Fri 19 February 2021:
People from poorer nations will probably be unable to get a COVID-19 vaccine this year because the world’s richest countries have bought one billion more doses than their citizens need, a new study has found, as G7 leaders indicated a willingness to share their excess doses ahead of a meeting on Friday.
“This huge vaccine excess is the embodiment of vaccine nationalism, with countries prioritising their own vaccination needs at the expense of other countries and the global recovery,” said ONE, a group that campaigns against poverty.
“At this critical moment, vaccine equity is the biggest moral test before the global community,” he said, adding that a meeting later on Friday of the G7 top industrialised nations “can create the momentum” to address the inequality.
‘Unprecedented inequality’
French President Emmanuel Macron has called for Europe and the United States to commit between 3 and 5 percent of their vaccine supply to developing countries.
“It’s an unprecedented acceleration of global inequality and it’s politically unsustainable too because it’s paving the way for a war of influence over vaccines,” Macron told the Financial Times newspaper in a video link interview on Thursday.
Macron said that German Chancellor Angela Merkel has also agreed that the decision to share part of Europe’s vaccine stockpile should be a concerted effort.
The report inthe UK’s Times newspaper said that up to 80 percent of the surplus doses will go to global vaccine alliance, COVAX, which was set up to distribute COVID-19 medications to lower-income nations.
The process is expected to start at the earliest on March 1.
Meanwhile, US President Joe Biden is expected to pledge $4bn to the COVAX programme.
According to the World Health Organization, the facility needs $5bn this year alone to be able to distribute vaccines for at least the most vulnerable 20 percent of the population in poor countries.
But as the ONE study said, wealthy nations “will not be doing any favours for their own citizens” if they continue to hoard the vaccines.
“If the virus can thrive in any part of the world, the risk of new variants increases and it is only a matter of time before strains emerge that undermine the vaccines and tools that have been developed to fight COVID-19,” the report said.
Such concerns prompted Mexico to the issue of distribution at the UN Security Council earlier this week.

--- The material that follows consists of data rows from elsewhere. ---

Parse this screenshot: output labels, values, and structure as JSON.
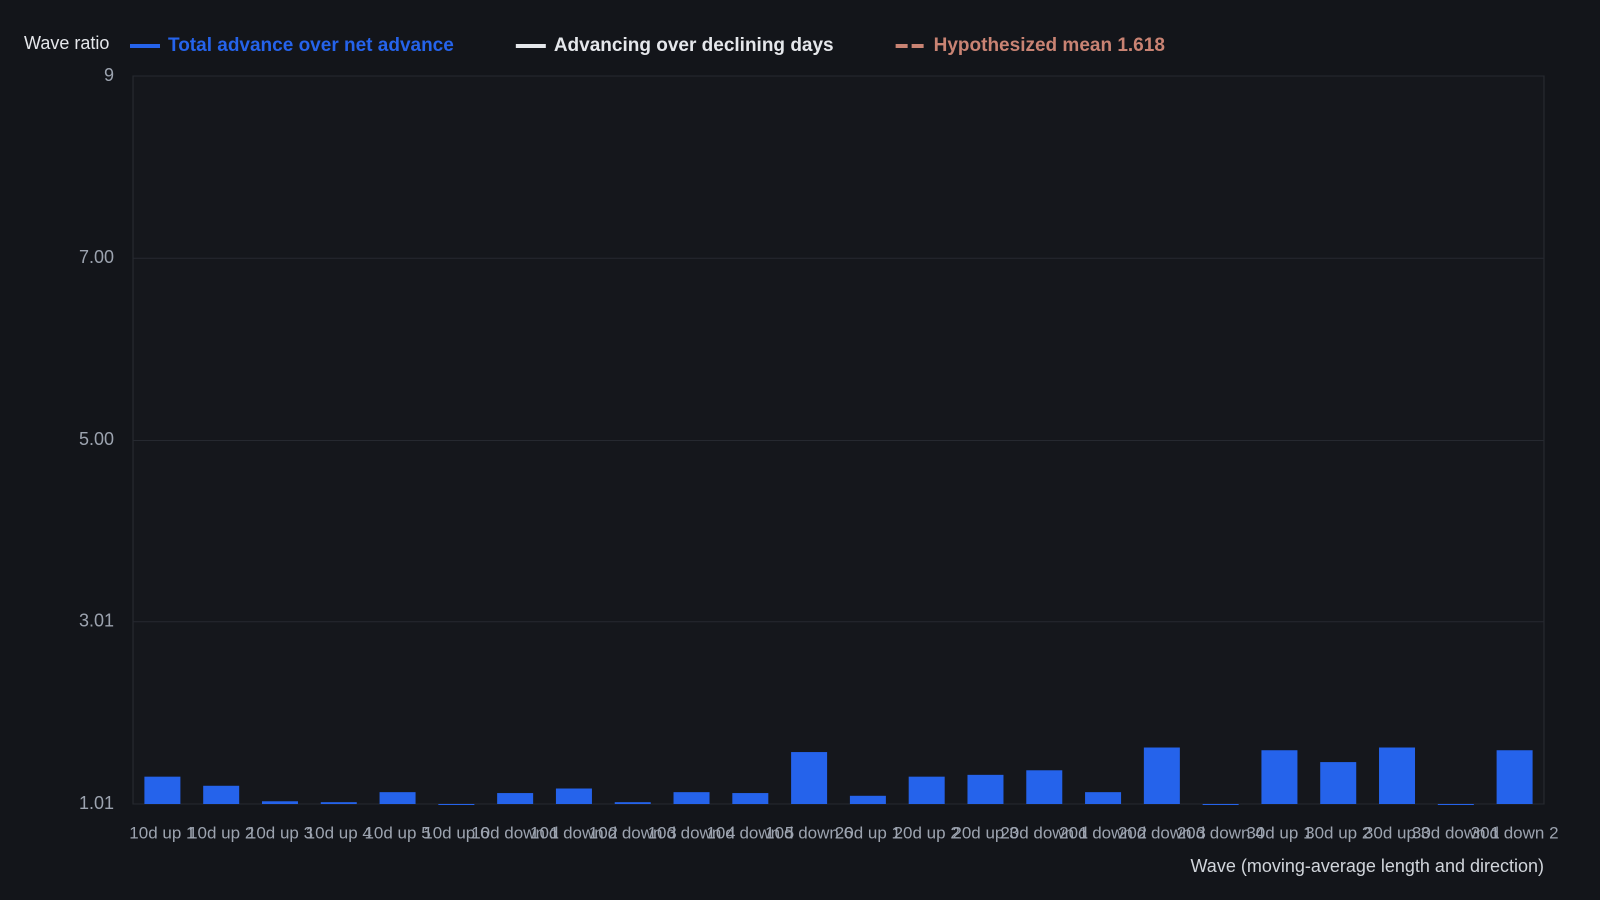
{
  "chart_data": {
    "type": "bar",
    "y_label": "Wave ratio",
    "x_label": "Wave (moving-average length and direction)",
    "categories": [
      "10d up 1",
      "10d up 2",
      "10d up 3",
      "10d up 4",
      "10d up 5",
      "10d up 6",
      "10d down 1",
      "10d down 2",
      "10d down 3",
      "10d down 4",
      "10d down 5",
      "10d down 6",
      "20d up 1",
      "20d up 2",
      "20d up 3",
      "20d down 1",
      "20d down 2",
      "20d down 3",
      "20d down 4",
      "30d up 1",
      "30d up 2",
      "30d up 3",
      "30d down 1",
      "30d down 2"
    ],
    "series": [
      {
        "name": "Total advance over net advance",
        "color": "#2563eb",
        "values": [
          1.31,
          1.21,
          1.04,
          1.03,
          1.14,
          1.0,
          1.13,
          1.18,
          1.03,
          1.14,
          1.13,
          1.58,
          1.1,
          1.31,
          1.33,
          1.38,
          1.14,
          1.63,
          1.0,
          1.6,
          1.47,
          1.63,
          1.0,
          1.6
        ]
      },
      {
        "name": "Advancing over declining days",
        "color": "#e5e7eb"
      },
      {
        "name": "Hypothesized mean 1.618",
        "color": "#c98373",
        "dashed": true
      }
    ],
    "ylim": [
      1.01,
      9
    ],
    "yticks": [
      1.01,
      3.01,
      {
        "value": 5,
        "label": "5.00"
      },
      {
        "value": 7,
        "label": "7.00"
      },
      9
    ],
    "grid": true
  }
}
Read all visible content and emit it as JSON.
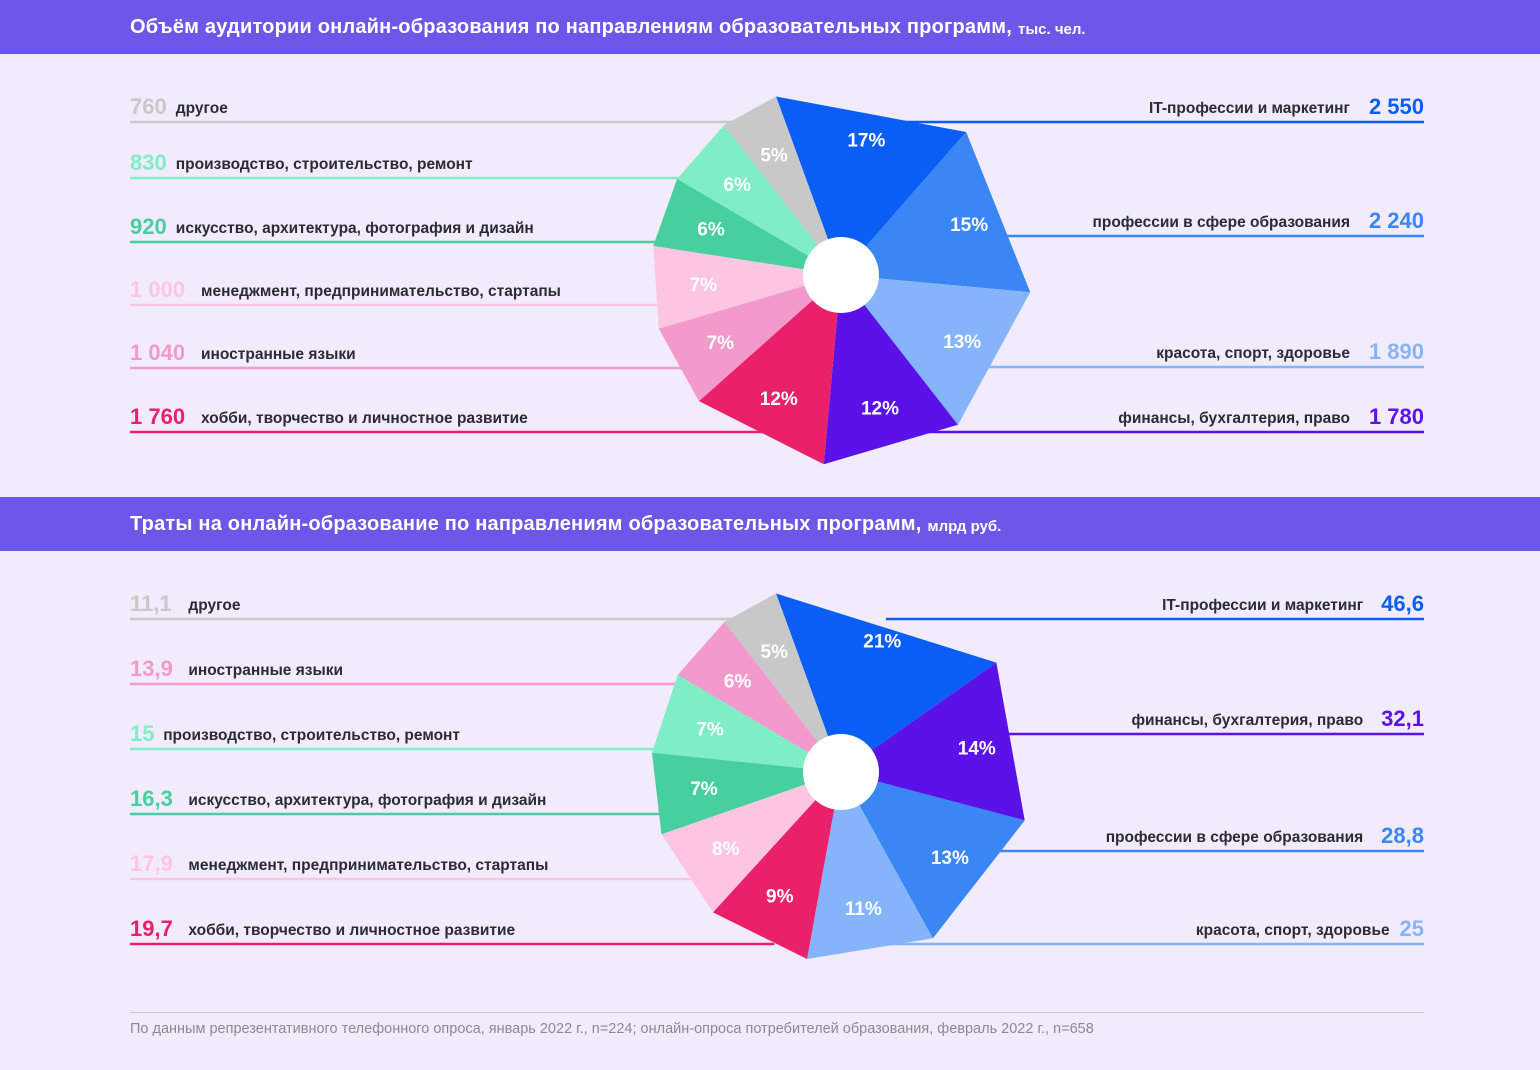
{
  "chart_data": [
    {
      "type": "pie",
      "title": "Объём аудитории онлайн-образования по направлениям образовательных программ,",
      "unit": "тыс. чел.",
      "slices": [
        {
          "label": "IT-профессии и маркетинг",
          "value": "2 550",
          "percent": 17,
          "pct_label": "17%",
          "color": "#0a5ef5",
          "side": "right"
        },
        {
          "label": "профессии в сфере образования",
          "value": "2 240",
          "percent": 15,
          "pct_label": "15%",
          "color": "#3a86f4",
          "side": "right"
        },
        {
          "label": "красота, спорт, здоровье",
          "value": "1 890",
          "percent": 13,
          "pct_label": "13%",
          "color": "#86b4fb",
          "side": "right"
        },
        {
          "label": "финансы, бухгалтерия, право",
          "value": "1 780",
          "percent": 12,
          "pct_label": "12%",
          "color": "#5a12e8",
          "side": "right"
        },
        {
          "label": "хобби, творчество и личностное развитие",
          "value": "1 760",
          "percent": 12,
          "pct_label": "12%",
          "color": "#e9216a",
          "side": "left"
        },
        {
          "label": "иностранные языки",
          "value": "1 040",
          "percent": 7,
          "pct_label": "7%",
          "color": "#f29acb",
          "side": "left"
        },
        {
          "label": "менеджмент, предпринимательство, стартапы",
          "value": "1 000",
          "percent": 7,
          "pct_label": "7%",
          "color": "#fcc6e3",
          "side": "left"
        },
        {
          "label": "искусство, архитектура, фотография и дизайн",
          "value": "920",
          "percent": 6,
          "pct_label": "6%",
          "color": "#47cf9d",
          "side": "left"
        },
        {
          "label": "производство, строительство, ремонт",
          "value": "830",
          "percent": 6,
          "pct_label": "6%",
          "color": "#7feec4",
          "side": "left"
        },
        {
          "label": "другое",
          "value": "760",
          "percent": 5,
          "pct_label": "5%",
          "color": "#c8c8c8",
          "side": "left"
        }
      ]
    },
    {
      "type": "pie",
      "title": "Траты на онлайн-образование по направлениям образовательных программ,",
      "unit": "млрд руб.",
      "slices": [
        {
          "label": "IT-профессии и маркетинг",
          "value": "46,6",
          "percent": 21,
          "pct_label": "21%",
          "color": "#0a5ef5",
          "side": "right"
        },
        {
          "label": "финансы, бухгалтерия, право",
          "value": "32,1",
          "percent": 14,
          "pct_label": "14%",
          "color": "#5a12e8",
          "side": "right"
        },
        {
          "label": "профессии в сфере образования",
          "value": "28,8",
          "percent": 13,
          "pct_label": "13%",
          "color": "#3a86f4",
          "side": "right"
        },
        {
          "label": "красота, спорт, здоровье",
          "value": "25",
          "percent": 11,
          "pct_label": "11%",
          "color": "#86b4fb",
          "side": "right"
        },
        {
          "label": "хобби, творчество и личностное развитие",
          "value": "19,7",
          "percent": 9,
          "pct_label": "9%",
          "color": "#e9216a",
          "side": "left"
        },
        {
          "label": "менеджмент, предпринимательство, стартапы",
          "value": "17,9",
          "percent": 8,
          "pct_label": "8%",
          "color": "#fcc6e3",
          "side": "left"
        },
        {
          "label": "искусство, архитектура, фотография и дизайн",
          "value": "16,3",
          "percent": 7,
          "pct_label": "7%",
          "color": "#47cf9d",
          "side": "left"
        },
        {
          "label": "производство, строительство, ремонт",
          "value": "15",
          "percent": 7,
          "pct_label": "7%",
          "color": "#7feec4",
          "side": "left"
        },
        {
          "label": "иностранные языки",
          "value": "13,9",
          "percent": 6,
          "pct_label": "6%",
          "color": "#f29acb",
          "side": "left"
        },
        {
          "label": "другое",
          "value": "11,1",
          "percent": 5,
          "pct_label": "5%",
          "color": "#c8c8c8",
          "side": "left"
        }
      ]
    }
  ],
  "footnote": "По данным репрезентативного телефонного опроса, январь 2022 г., n=224; онлайн-опроса потребителей образования, февраль 2022 г., n=658"
}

Mexican President Andres Manuel Lopez Obrador said his government would like to see the UN address vaccine hoarding and equity so that “all countries have the possibility of vaccinating their inhabitants.”
Russia and China have already started shipping tens of thousands of doses of their COVID-19 vaccines to other developing and underdeveloped countries.
According to Johns Hopkins University’s COVID-19 tracker, more than 110 million people around the world have been diagnosed with COVID-19 and more than 62 million have recovered.